ロシアがイランから「軍事ドローン」を大量購入!両国が急接近する理由とは

 ロシアのペスコフ大統領報道官は12日、プーチン大統領が19日にイランの首都テヘランを訪問、ライシ大統領、トルコのエルドアン大統領と会談を行うと明らかにした。

 それに先駆け、米ホワイトハウスは11日、イランがロシアに対して武器搭載が可能な「数百機」などの無人航空機(ドローン)を提供する準備をしているとの見解を示した。

「11日の会見でジェイク・サリバン米大統領補佐官(国家安全保障問題担当)は、『この情報は、バイデン米大統領が中東歴訪を目前に控えたタイミングで入ってきたもの』として、イランによる支援の背景には、ロシアがウクライナとの戦闘において『自分たちの武器を失っていることの表れ』とつけ加えています。ペスコフ露報道官はこの問題について、『この件についてはコメントしない』と述べるに留まっていますが、仮にこれが事実であれば、かなり切羽詰まっている状況であることは間違いない。いずれにしろ、19日のプーチン‐ライシ会談の行方が気になるところです」(ロシア情勢に詳しいジャーナリスト)

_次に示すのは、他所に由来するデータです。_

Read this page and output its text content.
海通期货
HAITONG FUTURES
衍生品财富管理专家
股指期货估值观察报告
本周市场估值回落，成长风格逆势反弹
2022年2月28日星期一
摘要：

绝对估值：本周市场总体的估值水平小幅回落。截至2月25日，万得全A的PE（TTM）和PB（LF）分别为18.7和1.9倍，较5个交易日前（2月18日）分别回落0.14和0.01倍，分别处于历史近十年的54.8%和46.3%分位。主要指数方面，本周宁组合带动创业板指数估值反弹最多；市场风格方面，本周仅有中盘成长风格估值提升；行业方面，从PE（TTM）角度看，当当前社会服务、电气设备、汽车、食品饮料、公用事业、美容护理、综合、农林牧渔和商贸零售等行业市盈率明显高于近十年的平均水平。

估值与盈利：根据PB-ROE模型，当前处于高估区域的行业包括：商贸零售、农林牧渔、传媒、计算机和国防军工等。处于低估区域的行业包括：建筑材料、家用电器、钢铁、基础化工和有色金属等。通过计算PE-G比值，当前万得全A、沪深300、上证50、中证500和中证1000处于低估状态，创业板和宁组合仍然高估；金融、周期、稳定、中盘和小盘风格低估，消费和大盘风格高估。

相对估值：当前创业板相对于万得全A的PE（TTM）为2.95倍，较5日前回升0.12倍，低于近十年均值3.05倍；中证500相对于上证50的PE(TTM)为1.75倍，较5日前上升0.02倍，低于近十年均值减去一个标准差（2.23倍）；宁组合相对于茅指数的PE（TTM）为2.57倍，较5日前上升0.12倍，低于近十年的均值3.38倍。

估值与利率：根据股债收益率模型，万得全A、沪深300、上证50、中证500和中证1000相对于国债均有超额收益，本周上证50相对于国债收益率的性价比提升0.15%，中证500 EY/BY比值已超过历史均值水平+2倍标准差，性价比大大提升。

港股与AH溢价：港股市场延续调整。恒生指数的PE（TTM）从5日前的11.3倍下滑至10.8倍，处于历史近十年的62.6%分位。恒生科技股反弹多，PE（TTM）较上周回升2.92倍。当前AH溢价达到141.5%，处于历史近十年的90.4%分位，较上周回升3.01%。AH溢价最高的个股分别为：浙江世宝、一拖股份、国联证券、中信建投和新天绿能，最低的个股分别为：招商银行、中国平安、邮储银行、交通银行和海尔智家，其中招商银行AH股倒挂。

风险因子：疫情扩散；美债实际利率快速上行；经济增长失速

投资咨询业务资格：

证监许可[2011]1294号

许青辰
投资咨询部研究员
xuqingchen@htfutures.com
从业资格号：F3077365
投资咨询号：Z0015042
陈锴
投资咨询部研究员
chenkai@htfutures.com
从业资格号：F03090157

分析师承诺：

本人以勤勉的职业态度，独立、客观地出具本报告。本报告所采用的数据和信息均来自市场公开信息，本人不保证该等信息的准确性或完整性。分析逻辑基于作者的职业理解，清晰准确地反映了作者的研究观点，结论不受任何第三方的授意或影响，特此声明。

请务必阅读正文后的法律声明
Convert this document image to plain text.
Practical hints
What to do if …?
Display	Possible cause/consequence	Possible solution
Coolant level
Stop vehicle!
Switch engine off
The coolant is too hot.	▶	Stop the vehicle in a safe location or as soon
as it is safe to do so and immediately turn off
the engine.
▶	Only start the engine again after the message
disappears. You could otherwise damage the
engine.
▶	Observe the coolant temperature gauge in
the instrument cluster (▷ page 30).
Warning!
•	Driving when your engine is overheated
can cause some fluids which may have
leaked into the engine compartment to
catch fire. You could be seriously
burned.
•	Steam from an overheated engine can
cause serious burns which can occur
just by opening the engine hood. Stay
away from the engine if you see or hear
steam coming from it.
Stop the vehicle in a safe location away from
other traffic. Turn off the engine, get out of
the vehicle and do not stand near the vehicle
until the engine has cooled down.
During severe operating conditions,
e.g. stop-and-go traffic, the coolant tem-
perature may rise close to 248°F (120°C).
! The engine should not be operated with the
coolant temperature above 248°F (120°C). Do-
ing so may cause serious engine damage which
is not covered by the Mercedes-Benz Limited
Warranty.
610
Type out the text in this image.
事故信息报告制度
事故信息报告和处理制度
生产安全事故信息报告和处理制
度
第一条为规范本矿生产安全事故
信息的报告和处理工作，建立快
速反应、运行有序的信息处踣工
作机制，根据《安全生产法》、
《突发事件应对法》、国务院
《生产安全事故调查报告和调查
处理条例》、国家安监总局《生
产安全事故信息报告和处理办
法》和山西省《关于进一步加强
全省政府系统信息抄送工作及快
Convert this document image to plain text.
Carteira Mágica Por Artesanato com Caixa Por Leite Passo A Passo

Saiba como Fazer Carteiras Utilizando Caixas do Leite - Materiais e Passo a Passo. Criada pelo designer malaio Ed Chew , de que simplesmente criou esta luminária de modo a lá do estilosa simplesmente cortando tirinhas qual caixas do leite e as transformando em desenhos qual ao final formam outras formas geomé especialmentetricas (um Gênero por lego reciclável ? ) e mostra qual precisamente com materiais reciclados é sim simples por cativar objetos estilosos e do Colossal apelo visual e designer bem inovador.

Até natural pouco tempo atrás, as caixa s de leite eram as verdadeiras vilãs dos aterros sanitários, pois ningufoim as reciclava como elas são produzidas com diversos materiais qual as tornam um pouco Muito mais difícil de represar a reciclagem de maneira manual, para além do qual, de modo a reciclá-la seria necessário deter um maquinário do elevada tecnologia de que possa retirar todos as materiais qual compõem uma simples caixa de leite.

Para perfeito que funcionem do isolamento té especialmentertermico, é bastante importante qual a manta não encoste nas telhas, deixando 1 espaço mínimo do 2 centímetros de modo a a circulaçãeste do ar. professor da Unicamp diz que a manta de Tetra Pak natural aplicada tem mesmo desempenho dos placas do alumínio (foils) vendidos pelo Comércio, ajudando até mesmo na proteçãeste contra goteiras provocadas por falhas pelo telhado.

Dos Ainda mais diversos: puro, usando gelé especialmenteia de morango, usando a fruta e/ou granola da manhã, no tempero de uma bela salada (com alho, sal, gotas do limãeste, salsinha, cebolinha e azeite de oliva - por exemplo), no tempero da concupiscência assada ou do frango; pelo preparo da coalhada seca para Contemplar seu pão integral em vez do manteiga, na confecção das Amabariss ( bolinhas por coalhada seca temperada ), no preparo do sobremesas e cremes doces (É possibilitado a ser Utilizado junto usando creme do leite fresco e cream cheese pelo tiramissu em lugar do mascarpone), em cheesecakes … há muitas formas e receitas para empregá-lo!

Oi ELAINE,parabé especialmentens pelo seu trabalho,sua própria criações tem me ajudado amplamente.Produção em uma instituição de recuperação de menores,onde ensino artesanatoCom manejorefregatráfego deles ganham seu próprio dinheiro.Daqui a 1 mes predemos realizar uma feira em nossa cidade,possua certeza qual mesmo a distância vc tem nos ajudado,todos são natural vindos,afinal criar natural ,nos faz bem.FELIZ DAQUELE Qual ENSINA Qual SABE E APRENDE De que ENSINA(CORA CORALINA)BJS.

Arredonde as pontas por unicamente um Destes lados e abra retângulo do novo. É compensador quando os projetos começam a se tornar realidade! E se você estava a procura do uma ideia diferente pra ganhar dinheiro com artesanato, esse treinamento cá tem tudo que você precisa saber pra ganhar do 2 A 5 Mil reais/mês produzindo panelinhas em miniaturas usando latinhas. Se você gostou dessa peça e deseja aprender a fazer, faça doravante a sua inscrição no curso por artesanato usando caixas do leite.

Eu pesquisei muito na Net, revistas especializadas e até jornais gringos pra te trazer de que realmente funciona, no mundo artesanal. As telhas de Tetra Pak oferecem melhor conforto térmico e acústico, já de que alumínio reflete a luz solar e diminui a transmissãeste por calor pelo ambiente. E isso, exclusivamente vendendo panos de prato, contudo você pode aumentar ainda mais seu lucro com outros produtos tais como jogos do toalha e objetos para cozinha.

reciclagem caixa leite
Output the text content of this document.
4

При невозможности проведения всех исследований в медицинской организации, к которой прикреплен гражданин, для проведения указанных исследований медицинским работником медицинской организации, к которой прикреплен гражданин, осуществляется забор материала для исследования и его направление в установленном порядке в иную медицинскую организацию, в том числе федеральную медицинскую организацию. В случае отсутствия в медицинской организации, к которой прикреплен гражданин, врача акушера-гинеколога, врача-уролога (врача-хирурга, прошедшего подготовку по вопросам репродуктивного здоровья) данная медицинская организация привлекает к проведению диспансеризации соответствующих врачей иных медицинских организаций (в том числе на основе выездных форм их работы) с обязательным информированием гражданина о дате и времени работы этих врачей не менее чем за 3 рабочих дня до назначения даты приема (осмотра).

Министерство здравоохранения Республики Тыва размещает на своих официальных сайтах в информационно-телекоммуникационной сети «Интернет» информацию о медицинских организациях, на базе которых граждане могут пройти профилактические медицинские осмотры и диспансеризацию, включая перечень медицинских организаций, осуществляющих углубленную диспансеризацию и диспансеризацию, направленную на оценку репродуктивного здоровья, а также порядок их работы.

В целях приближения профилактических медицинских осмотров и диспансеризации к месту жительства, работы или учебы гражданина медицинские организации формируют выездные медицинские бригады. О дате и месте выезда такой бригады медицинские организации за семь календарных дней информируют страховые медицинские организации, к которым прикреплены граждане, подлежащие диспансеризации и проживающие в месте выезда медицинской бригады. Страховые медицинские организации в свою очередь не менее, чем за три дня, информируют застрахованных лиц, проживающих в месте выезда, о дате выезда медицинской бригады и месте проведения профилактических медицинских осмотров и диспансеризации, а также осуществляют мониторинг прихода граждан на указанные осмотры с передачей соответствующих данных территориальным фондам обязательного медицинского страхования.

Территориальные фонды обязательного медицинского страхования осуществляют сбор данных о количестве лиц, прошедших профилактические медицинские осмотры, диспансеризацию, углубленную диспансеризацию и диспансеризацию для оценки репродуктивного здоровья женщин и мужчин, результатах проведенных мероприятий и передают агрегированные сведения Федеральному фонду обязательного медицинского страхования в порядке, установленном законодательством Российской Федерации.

 6月23日付イスラム共和国通信によれば、ロシアのラブロフ外相は同月22日、イランのアブドゥラヒヤーン外相の招待を受け、イランを訪問。その際も、ライシ大統領と会談したと報じられているが、

「この会談で、ラブロフ外相から両国の経済協力に関する報告を受けたライシ大統領は、ロシアのウクライナ侵攻に対して、『われわれは戦争に反対し、この争いを継続させたり、激化させたりするいかなる措置にも反対する』としているものの、イランとロシアが『両国の協力を強化することが、独立国に対する米国の制裁と、米国の経済的一国主義に対抗する効果的な方法』として、対アメリカで協力強化する方向が示されたと語っています。もともとイランとロシアは、反米という点で利害が一致していますからね。今後さらに両国の関係が深くなる可能性は十分考えられるでしょう」(同)

 思い起こせばロシアとイランは、シリア紛争でアサド大統領を支持。イスラム過激派や、アメリカが支援する反政府勢力と戦いを繰り広げてきた経緯がある。今後も、戦術的パートナー関係として、イランからロシアへの武器弾薬の輸出が続く可能性もあり、欧米では懸念が広がっているという。

 両国の今後を占う、重要な首脳会談が迫っている。